Il avait une garde de plus de deux cents hommes, chevaliers, capitaines, écuyers, pages, et tous ces gens avaient, eux-mêmes, des serviteurs magnifiquement équipés aux frais de Gilles. Le luxe de sa chapelle et de sa collégiale tournait positivement à la démence. A Tiffauges, résidait tout le clergé d'une métropole, doyen, vicaires, trésoriers, chanoines, clercs et diacres, écolâtres et enfants de choeur; le compte nous est resté des surplis, des étoles, des aumusses, des chapeaux de choeur de fin-gris doublé de menu vair.

Les ornements sacerdotaux foisonnent; ici, l'on rencontre des parements d'autel en drap vermeil, des courtines de soie émeraude, une chape de velours cramoisi, violet, avec drap d'or orfrazé, une autre en drap de damas aurore, des dalmaires en satin pour diacre, des baldaquins, figurés, oiselés d'or de Chypre; là, des plats, des calices, des ciboires, martelés, pavés de cabochons, sertis de gemmes, des reliquaires parmi lesquels le chef en argent de Saint Honoré, tout un amas d'incandescentes orfèvreries qu'un artiste, installé au château, cisèle suivant ses goûts.

Et tout était à l'avenant; sa table était ouverte à tout convive; de tous les coins de France, des caravanes s'acheminaient vers ce château où les artistes, les poètes, les savants trouvaient une hospitalité princière, une aise bon enfant, des dons de bienvenue et des largesses de départ.

Déjà affaiblie par les profondes saignées que lui pratiqua la guerre, sa fortune vacilla sous ces dépenses; alors, il entra dans la voie terrible des usures; il emprunta aux pires bourgeois, hypothèqua ses châteaux, aliéna ses terres; il en fut réduit à certains moments à demander des avances sur les ornements du culte, sur ses bijoux, sur ses livres.

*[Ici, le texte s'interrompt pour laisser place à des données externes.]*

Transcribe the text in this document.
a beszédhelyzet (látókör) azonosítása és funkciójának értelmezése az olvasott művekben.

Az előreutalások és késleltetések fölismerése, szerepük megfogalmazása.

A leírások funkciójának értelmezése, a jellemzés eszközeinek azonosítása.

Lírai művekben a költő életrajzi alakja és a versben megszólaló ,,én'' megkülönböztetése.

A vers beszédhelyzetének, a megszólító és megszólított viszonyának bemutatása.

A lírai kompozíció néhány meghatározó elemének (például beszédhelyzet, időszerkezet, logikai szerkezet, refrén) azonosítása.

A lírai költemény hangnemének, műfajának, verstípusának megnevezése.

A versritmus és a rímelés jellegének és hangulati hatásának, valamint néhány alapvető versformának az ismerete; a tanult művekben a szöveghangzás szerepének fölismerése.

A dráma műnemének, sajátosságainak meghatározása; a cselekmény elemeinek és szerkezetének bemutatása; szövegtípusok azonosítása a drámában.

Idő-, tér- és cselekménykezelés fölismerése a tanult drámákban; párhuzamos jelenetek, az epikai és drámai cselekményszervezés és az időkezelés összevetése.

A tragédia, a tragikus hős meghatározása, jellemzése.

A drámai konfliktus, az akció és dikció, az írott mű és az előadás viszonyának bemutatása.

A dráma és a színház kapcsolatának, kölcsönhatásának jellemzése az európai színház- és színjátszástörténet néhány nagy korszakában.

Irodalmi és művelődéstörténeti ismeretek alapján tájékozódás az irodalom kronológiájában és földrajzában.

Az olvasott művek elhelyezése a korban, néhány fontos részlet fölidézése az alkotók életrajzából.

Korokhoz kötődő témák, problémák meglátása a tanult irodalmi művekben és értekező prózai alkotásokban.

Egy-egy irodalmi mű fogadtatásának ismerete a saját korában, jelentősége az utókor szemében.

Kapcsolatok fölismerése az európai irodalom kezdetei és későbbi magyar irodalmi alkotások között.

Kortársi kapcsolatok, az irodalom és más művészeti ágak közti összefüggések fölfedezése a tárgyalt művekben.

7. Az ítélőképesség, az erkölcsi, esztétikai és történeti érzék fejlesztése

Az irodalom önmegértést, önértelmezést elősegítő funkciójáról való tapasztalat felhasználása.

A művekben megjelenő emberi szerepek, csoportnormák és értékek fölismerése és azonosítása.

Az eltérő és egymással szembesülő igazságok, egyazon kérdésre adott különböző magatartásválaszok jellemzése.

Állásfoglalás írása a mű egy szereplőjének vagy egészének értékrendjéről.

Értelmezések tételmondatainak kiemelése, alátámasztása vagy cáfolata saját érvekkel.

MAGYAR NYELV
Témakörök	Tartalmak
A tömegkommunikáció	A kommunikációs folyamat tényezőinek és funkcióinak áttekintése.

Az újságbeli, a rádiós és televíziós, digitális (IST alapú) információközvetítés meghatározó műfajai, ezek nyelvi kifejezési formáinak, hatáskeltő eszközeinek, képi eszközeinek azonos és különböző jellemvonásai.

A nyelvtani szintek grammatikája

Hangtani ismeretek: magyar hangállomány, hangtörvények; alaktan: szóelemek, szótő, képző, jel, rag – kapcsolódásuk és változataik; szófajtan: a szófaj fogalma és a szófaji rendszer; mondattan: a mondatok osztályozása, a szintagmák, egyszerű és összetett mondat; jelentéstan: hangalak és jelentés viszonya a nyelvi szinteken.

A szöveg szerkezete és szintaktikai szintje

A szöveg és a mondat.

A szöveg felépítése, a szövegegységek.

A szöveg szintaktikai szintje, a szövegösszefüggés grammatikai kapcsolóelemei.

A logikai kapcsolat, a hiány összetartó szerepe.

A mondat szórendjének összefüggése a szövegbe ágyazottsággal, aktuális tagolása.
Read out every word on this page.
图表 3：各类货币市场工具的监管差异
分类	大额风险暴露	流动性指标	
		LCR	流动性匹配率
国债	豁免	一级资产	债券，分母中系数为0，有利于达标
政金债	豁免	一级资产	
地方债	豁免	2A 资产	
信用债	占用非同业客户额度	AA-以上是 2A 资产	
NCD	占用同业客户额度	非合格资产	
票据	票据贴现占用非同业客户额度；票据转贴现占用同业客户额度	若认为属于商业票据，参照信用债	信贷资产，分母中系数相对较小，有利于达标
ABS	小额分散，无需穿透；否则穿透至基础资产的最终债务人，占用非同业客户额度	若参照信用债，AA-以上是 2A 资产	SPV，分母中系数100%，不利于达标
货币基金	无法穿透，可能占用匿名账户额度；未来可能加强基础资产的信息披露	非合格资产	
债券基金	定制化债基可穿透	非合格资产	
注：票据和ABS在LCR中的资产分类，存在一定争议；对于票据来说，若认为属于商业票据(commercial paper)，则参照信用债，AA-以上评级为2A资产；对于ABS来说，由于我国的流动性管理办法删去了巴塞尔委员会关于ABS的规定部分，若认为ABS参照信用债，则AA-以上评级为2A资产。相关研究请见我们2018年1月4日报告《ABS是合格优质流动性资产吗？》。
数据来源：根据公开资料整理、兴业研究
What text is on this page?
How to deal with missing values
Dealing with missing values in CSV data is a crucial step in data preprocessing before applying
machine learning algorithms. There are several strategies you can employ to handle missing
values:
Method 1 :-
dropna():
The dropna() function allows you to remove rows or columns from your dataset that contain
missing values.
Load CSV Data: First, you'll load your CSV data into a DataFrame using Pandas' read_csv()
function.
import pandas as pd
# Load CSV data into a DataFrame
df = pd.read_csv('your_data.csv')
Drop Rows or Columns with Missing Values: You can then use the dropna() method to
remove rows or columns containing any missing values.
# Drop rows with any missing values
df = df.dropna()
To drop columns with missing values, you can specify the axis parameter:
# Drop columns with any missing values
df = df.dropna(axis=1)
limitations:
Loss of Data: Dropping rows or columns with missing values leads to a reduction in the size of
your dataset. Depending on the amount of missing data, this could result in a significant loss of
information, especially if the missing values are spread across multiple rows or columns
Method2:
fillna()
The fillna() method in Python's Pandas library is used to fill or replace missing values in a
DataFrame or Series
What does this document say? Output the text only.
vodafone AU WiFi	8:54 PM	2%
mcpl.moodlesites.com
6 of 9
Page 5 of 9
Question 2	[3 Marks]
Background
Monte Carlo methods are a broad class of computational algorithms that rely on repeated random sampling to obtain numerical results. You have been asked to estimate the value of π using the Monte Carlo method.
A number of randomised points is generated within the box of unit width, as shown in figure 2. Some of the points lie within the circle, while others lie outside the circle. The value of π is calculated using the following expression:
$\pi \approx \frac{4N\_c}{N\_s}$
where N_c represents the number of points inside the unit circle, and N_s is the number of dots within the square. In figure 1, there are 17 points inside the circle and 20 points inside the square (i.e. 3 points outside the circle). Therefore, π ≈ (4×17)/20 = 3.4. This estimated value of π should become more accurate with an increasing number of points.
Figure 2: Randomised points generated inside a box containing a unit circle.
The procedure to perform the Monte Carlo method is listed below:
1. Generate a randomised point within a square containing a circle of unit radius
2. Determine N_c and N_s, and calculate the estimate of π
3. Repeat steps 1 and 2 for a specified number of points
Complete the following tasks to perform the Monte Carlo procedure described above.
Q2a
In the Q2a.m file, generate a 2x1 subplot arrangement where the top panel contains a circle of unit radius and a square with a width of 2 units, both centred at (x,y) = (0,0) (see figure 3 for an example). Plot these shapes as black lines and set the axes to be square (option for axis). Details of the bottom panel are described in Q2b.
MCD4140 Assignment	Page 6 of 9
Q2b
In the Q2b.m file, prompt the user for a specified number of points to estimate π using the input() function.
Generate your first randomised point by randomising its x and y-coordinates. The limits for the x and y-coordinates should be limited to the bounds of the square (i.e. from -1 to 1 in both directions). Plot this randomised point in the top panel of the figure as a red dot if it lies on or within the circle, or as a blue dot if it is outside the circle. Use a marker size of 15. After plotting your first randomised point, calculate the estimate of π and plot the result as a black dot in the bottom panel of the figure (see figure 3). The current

– je vois avec plaisir que la façon de se ruiner au Moyen Age ne diffère pas sensiblement de celle de notre temps, dit Des Hermies. Il y a cependant Monaco, les notaires et la Bourse en moins!

– et la sorcellerie et l'alchimie en plus! Un mémoire que les héritiers de Gilles adressèrent au roi, nous révèle que cette immense fortune fondit en moins de huit ans.

Un jour, ce sont les seigneuries de Confolens, de Chabannes, de Châteaumorant, de Lombert, qui sont cédées à un capitaine de gens d'armes, pour un vil prix; un autre, c'est le fief de Fontaine-milon, ce sont les terres de Grattecuisse, qu'achète l'évêque d'Angers, la forteresse de Saint-etienne de Mer Morte qu'acquiert Guillaume Le Ferron, pour un bout de pain; un autre encore, c'est le château de Blaison et de Chemillé qu'un Guillaume de La Jumelière obtient à forfait et ne paye pas. Mais, il y en a, tiens, regarde, toute une liste de châtellenies et de forêts, de salines et de prés, dit Durtal, en déployant une longue feuille de papier sur laquelle il avait relevé, par le menu, les achats et les ventes.